Motorola StarMax 6000 (604e)
The first machine to have a Common Hardware Reference Platform (CHRP) board, at least if it ever shipped. The CHRP design centered around an open specification which used common, more PC centric parts. Parallel, PC style serial and eventually ISA slots were to become common place. Several Apple proprietary technologies were to be dropped along the way. The biggest thing missing was an Apple license for use of ROMs. It wouldn't be a Mac without a few familiar technologies. The base Starmax 6000 was to come with a 233 Mhz 604e and 32 MB of EDO memory as the base line. High end models would feature fast 8 MB video cards, SCSI cards and G3 processors (making the machine a StarMaxPro 6000). The flood gate for clones was on the horizon and Motorola was to license out the Cobra board found in StarMax 6000. When Apple stopped cloning, Motorola stopped plans for the release of the StarMax 6000.
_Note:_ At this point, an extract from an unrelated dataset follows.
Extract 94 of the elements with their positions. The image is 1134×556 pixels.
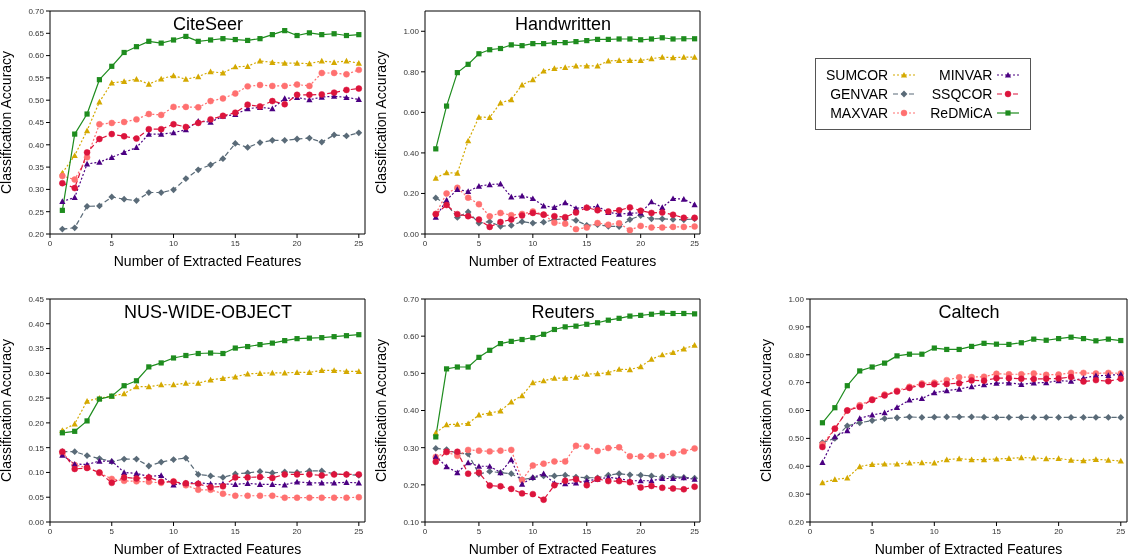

Motorola StarMaxPro 6000 (G3)
Take the standard Cobra logic board of the StarMax 6000 and replace the ZIF 604e card with one featuring the G3. Only to make the masses more excited, give Macworld a few prototypes to test out. The speed crown was then passed from the PowerTowerPro G3/275 to the StarmaxPro 6000 G3/300. The 233 Mhz and 266 Mhz models were to have 512 KB of 1:2 speed L2 cache. The 300 Mhz version was to feature a full 1 MB of 2:3 speed cache. The high end model was to come standard with a SCSI card, hard drive and CD-ROM to round out performance. Apple never allowed a clone to ship with a G3 processor or a CHRP motherboard so that's two strikes against this machine.